Error while converting csv to parquet file using pandas-CodePudding

I would like to upload csv as parquet file to S3 bucket. Below is the code snippet.

df = pd.read_csv('right_csv.csv')
csv_buffer = BytesIO()
df.to_parquet(csv_buffer, compression='gzip', engine='fastparquet')
csv_buffer.seek(0)

Above is giving me an error: TypeError: expected str, bytes or os.PathLike object, not _io.BytesIO How to make it work?

CodePudding user response：

As per the documentation, when fastparquet is used as the engine, io.BytesIO cannot be used. auto or pyarrow engine must be used. Quoting from the documentation.

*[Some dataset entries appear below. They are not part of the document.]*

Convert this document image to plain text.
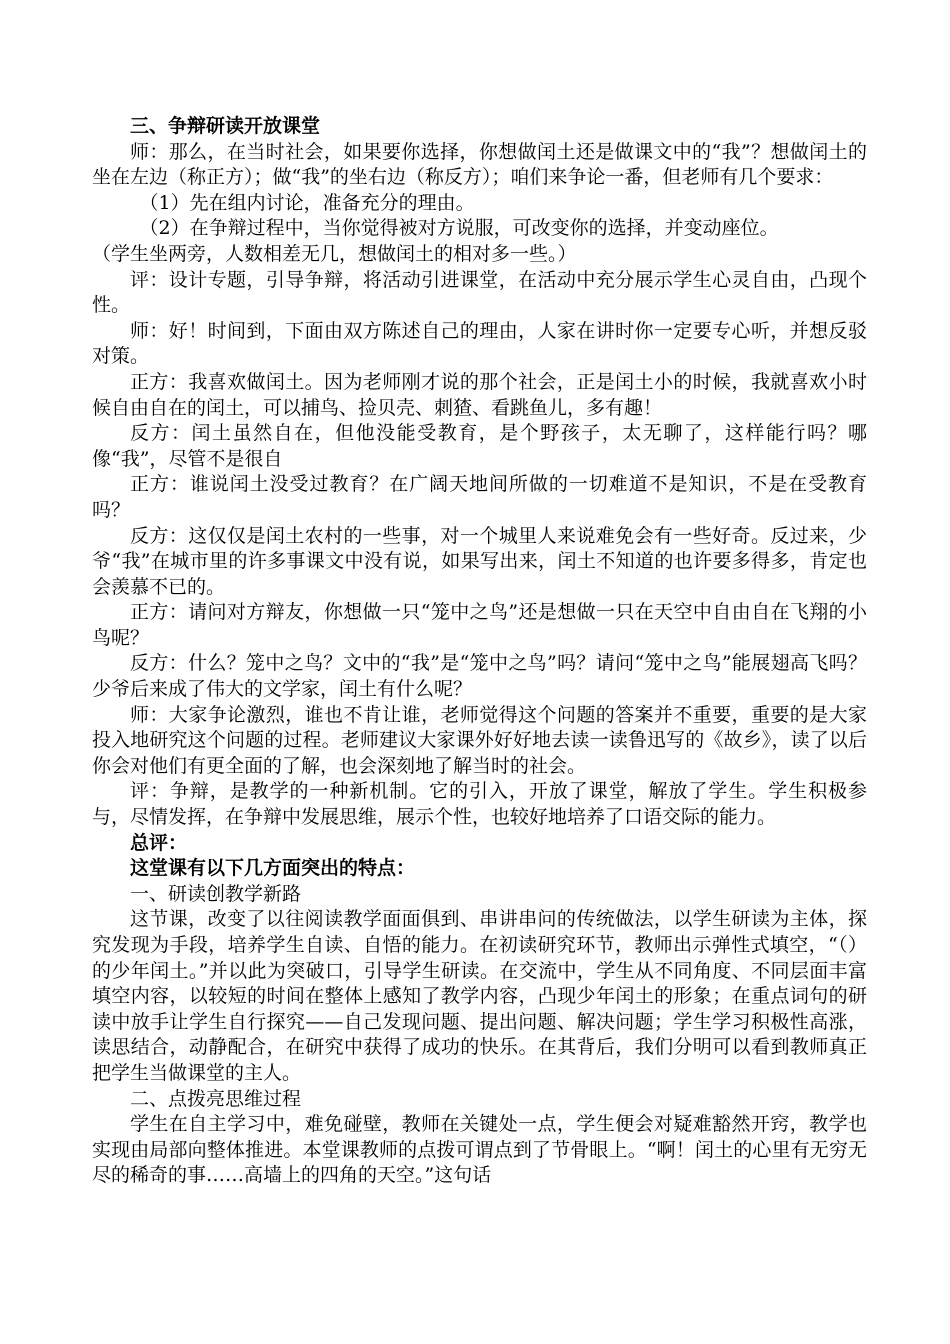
三、争辩研读开放课堂

师：那么，在当时社会，如果要你选择，你想做闰土还是做课文中的“我”？想做闰土的坐在左边（称正方）；做“我”的坐右边（称反方）；咱们来争论一番，但老师有几个要求：

（1）先在组内讨论，准备充分的理由。

（2）在争辩过程中，当你觉得被对方说服，可改变你的选择，并变动座位。

（学生坐两旁，人数相差无几，想做闰土的相对多一些。）

评：设计专题，引导争辩，将活动引进课堂，在活动中充分展示学生心灵自由，凸现个性。

师：好！时间到，下面由双方陈述自己的理由，人家在讲时你一定要专心听，并想反驳对策。

正方：我喜欢做闰土。因为老师刚才说的那个社会，正是闰土小的时候，我就喜欢小时候自由自在的闰土，可以捕鸟、捡贝壳、刺猹、看跳鱼儿，多有趣！

反方：闰土虽然自在，但他没能受教育，是个野孩子，太无聊了，这样能行吗？哪像“我”，尽管不是很自

正方：谁说闰土没受过教育？在广阔天地间所做的一切难道不是知识，不是在受教育吗？

反方：这仅仅是闰土农村的一些事，对一个城里人来说难免会有一些好奇。反过来，少爷“我”在城市里的许多事课文中没有说，如果写出来，闰土不知道的也许要多得多，肯定也会羡慕不已的。

正方：请问对方辩友，你想做一只“笼中之鸟”还是想做一只在天空中自由自在飞翔的小鸟呢？

反方：什么？笼中之鸟？文中的“我”是“笼中之鸟”吗？请问“笼中之鸟”能展翅高飞吗？少爷后来成了伟大的文学家，闰土有什么呢？

师：大家争论激烈，谁也不肯让谁，老师觉得这个问题的答案并不重要，重要的是大家投入地研究这个问题的过程。老师建议大家课外好好地去读一读鲁迅写的《故乡》，读了以后你会对他们有更全面的了解，也会深刻地了解当时的社会。

评：争辩，是教学的一种新机制。它的引入，开放了课堂，解放了学生。学生积极参与，尽情发挥，在争辩中发展思维，展示个性，也较好地培养了口语交际的能力。

总评：

这堂课有以下几方面突出的特点：

一、研读创教学新路

这节课，改变了以往阅读教学面面俱到、串讲串问的传统做法，以学生研读为主体，探究发现为手段，培养学生自读、自悟的能力。在初读研究环节，教师出示弹性式填空，“（）的少年闰土。”并以此为突破口，引导学生研读。在交流中，学生从不同角度、不同层面丰富填空内容，以较短的时间在整体上感知了教学内容，凸现少年闰土的形象；在重点词句的研读中放手让学生自行探究——自己发现问题、提出问题、解决问题；学生学习积极性高涨，读思结合，动静配合，在研究中获得了成功的快乐。在其背后，我们分明可以看到教师真正把学生当做课堂的主人。

二、点拨亮思维过程

学生在自主学习中，难免碰壁，教师在关键处一点，学生便会对疑难豁然开窍，教学也实现由局部向整体推进。本堂课教师的点拨可谓点到了节骨眼上。“啊！闰土的心里有无穷无尽的稀奇的事……高墙上的四角的天空。”这句话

The engine fastparquet does not accept file-like objects.

Below code works without any issues.

import io
f = io.BytesIO()
df.to_parquet(f, compression='gzip', engine='pyarrow')
f.seek(0)

CodePudding user response：

As mentioned in the other answer, this is not supported. One work around would be to save as parquet to a NamedTemporaryFile. Then copy the content to a BytesIO buffer:


import tempfile

with tempfile.NamedTemporaryFile() as tmp:
    df.to_parquet(tmp.name, compression='gzip', engine='fastparquet')
    with open(tmp.name, 'rb') as fh:
        buf = io.BytesIO(fh.read())